Federal Reserve officials have agreed to sell some of the central bank's $1.1 trillion portfolio of mortgage-backed securities, but many are undecided on how soon or how aggressively to do so, the Wall Street Journal said, citing several people familiar with the matter.
Many Fed officials want to sell the securities after the central bank begins to raise short-term interest rates and tighten financial conditions, as the sale could push down prices of the securities and push up mortgage borrowing costs, the Journal said.
Richmond Fed President Jeffrey Lacker said earlier this week that the Federal Reserve should consider selling some of the mortgage debt it acquired during the financial crisis before raising interest rates, and added that he is worried about persistently high inflation expectations.
Last month, the Fed took steps to create tightening tools aimed at ensuring that inflation does not take hold once economic recovery gathers steam and renewed its pledge to keep benchmark interest rates extraordinarily low for an extended period.
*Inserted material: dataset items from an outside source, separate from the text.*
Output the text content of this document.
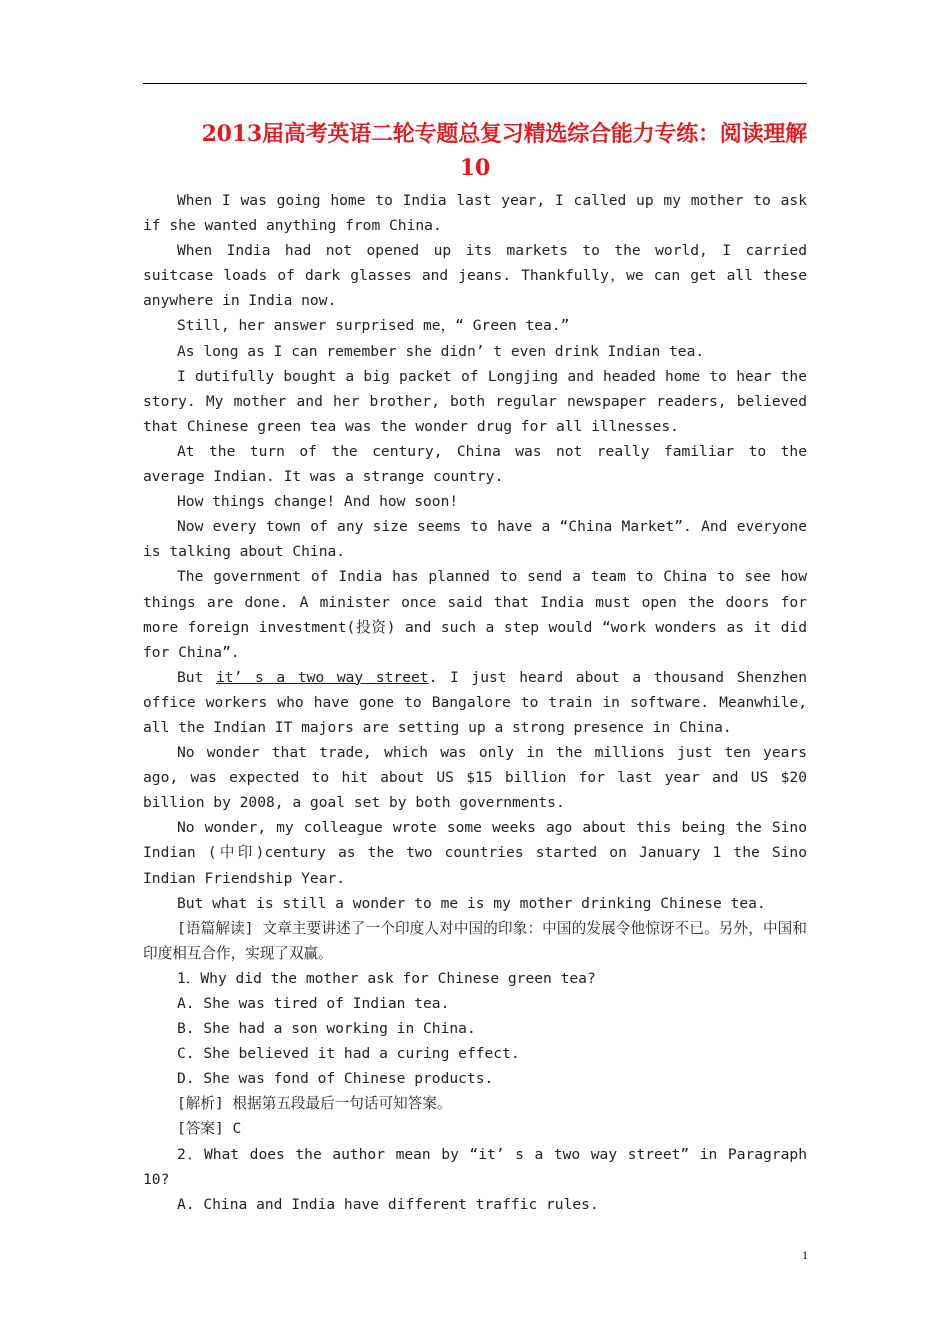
2013届高考英语二轮专题总复习精选综合能力专练：阅读理解
10

When I was going home to India last year, I called up my mother to ask if she wanted anything from China.

When India had not opened up its markets to the world, I carried suitcase loads of dark glasses and jeans. Thankfully，we can get all these anywhere in India now.

Still, her answer surprised me，“ Green tea.”

As long as I can remember she didn’ t even drink Indian tea.

I dutifully bought a big packet of Longjing and headed home to hear the story. My mother and her brother, both regular newspaper readers, believed that Chinese green tea was the wonder drug for all illnesses.

At the turn of the century, China was not really familiar to the average Indian. It was a strange country.

How things change! And how soon!

Now every town of any size seems to have a “China Market”. And everyone is talking about China.

The government of India has planned to send a team to China to see how things are done. A minister once said that India must open the doors for more foreign investment(投资) and such a step would “work wonders as it did for China”.

But it’ s a two way street. I just heard about a thousand Shenzhen office workers who have gone to Bangalore to train in software. Meanwhile, all the Indian IT majors are setting up a strong presence in China.

No wonder that trade, which was only in the millions just ten years ago, was expected to hit about US $15 billion for last year and US $20 billion by 2008, a goal set by both governments.

No wonder, my colleague wrote some weeks ago about this being the Sino Indian (中印)century as the two countries started on January 1 the Sino Indian Friendship Year.

But what is still a wonder to me is my mother drinking Chinese tea.

[语篇解读] 文章主要讲述了一个印度人对中国的印象：中国的发展令他惊讶不已。另外，中国和印度相互合作，实现了双赢。

1．Why did the mother ask for Chinese green tea?

A. She was tired of Indian tea.

B. She had a son working in China.

C. She believed it had a curing effect.

D. She was fond of Chinese products.

[解析] 根据第五段最后一句话可知答案。

[答案] C

2．What does the author mean by “it’ s a two way street” in Paragraph 10?

A. China and India have different traffic rules.

1
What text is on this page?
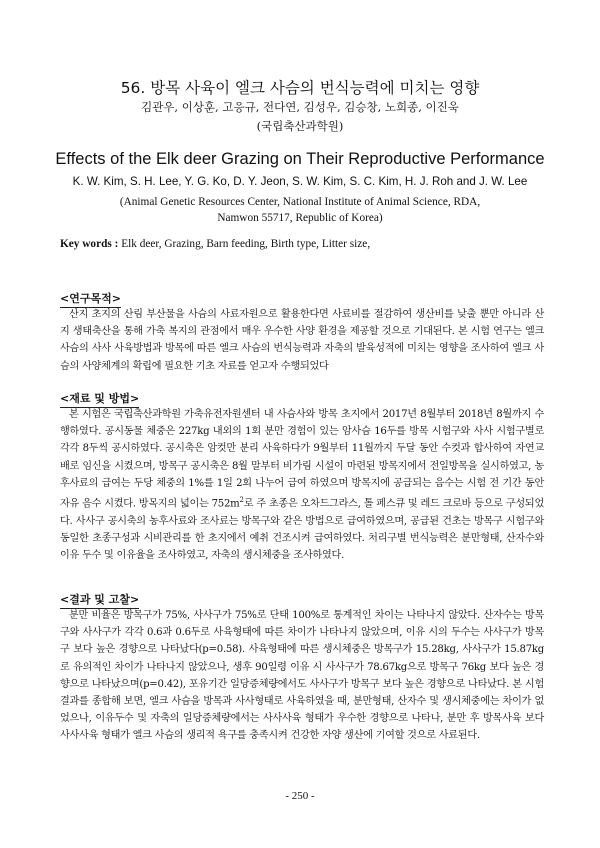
56. 방목 사육이 엘크 사슴의 번식능력에 미치는 영향
김관우, 이상훈, 고응규, 전다연, 김성우, 김승창, 노희종, 이진욱
(국립축산과학원)
Effects of the Elk deer Grazing on Their Reproductive Performance
K. W. Kim, S. H. Lee, Y. G. Ko, D. Y. Jeon, S. W. Kim, S. C. Kim, H. J. Roh and J. W. Lee
(Animal Genetic Resources Center, National Institute of Animal Science, RDA,
Namwon 55717, Republic of Korea)
Key words : Elk deer, Grazing, Barn feeding, Birth type, Litter size,
<연구목적>
산지 초지의 산림 부산물을 사슴의 사료자원으로 활용한다면 사료비를 절감하여 생산비를 낮출 뿐만 아니라 산지 생태축산을 통해 가축 복지의 관점에서 매우 우수한 사양 환경을 제공할 것으로 기대된다. 본 시험 연구는 엘크 사슴의 사사 사육방법과 방목에 따른 엘크 사슴의 번식능력과 자축의 발육성적에 미치는 영향을 조사하여 엘크 사슴의 사양체계의 확립에 필요한 기초 자료를 얻고자 수행되었다
<재료 및 방법>
본 시험은 국립축산과학원 가축유전자원센터 내 사슴사와 방목 초지에서 2017년 8월부터 2018년 8월까지 수행하였다. 공시동물 체중은 227kg 내외의 1회 분만 경험이 있는 암사슴 16두를 방목 시험구와 사사 시험구별로 각각 8두씩 공시하였다. 공시축은 암컷만 분리 사육하다가 9월부터 11월까지 두달 동안 수컷과 합사하여 자연교배로 임신을 시켰으며, 방목구 공시축은 8월 말부터 비가림 시설이 마련된 방목지에서 전일방목을 실시하였고, 농후사료의 급여는 두당 체중의 1%를 1일 2회 나누어 급여 하였으며 방목지에 공급되는 음수는 시험 전 기간 동안 자유 음수 시켰다. 방목지의 넓이는 $752m^2$로 주 초종은 오차드그라스, 톨 페스큐 및 레드 크로바 등으로 구성되었다. 사사구 공시축의 농후사료와 조사료는 방목구와 같은 방법으로 급여하였으며, 공급된 건초는 방목구 시험구와 동일한 초종구성과 시비관리를 한 초지에서 예취 건조시켜 급여하였다. 처리구별 번식능력은 분만형태, 산자수와 이유 두수 및 이유율을 조사하였고, 자축의 생시체중을 조사하였다.
<결과 및 고찰>
분만 비율은 방목구가 75%, 사사구가 75%로 단태 100%로 통계적인 차이는 나타나지 않았다. 산자수는 방목구와 사사구가 각각 0.6과 0.6두로 사육형태에 따른 차이가 나타나지 않았으며, 이유 시의 두수는 사사구가 방목구 보다 높은 경향으로 나타났다(p=0.58). 사육형태에 따른 생시체중은 방목구가 15.28kg, 사사구가 15.87kg로 유의적인 차이가 나타나지 않았으나, 생후 90일령 이유 시 사사구가 78.67kg으로 방목구 76kg 보다 높은 경향으로 나타났으며(p=0.42), 포유기간 일당증체량에서도 사사구가 방목구 보다 높은 경향으로 나타났다. 본 시험 결과를 종합해 보면, 엘크 사슴을 방목과 사사형태로 사육하였을 때, 분만형태, 산자수 및 생시체중에는 차이가 없었으나, 이유두수 및 자축의 일당증체량에서는 사사사육 형태가 우수한 경향으로 나타나, 분만 후 방목사육 보다 사사사육 형태가 엘크 사슴의 생리적 욕구를 충족시켜 건강한 자양 생산에 기여할 것으로 사료된다.
- 250 -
Starting the selling process could take as long as a year or more and some officials have raised concerns that the sovereign debt crisis in Greece could have a spillover effect in U.S. markets, the Journal added.
Federal Reserve data on Thursday showed the central bank's holdings of mortgage-backed securities backed by housing finance companies Fannie Mae and Freddie Mac were $1.097 trillion as of May 5, up slightly from $1.096 trillion the previous week.
Officials at the Federal Reserve could not be reached immediately for comment by Reuters.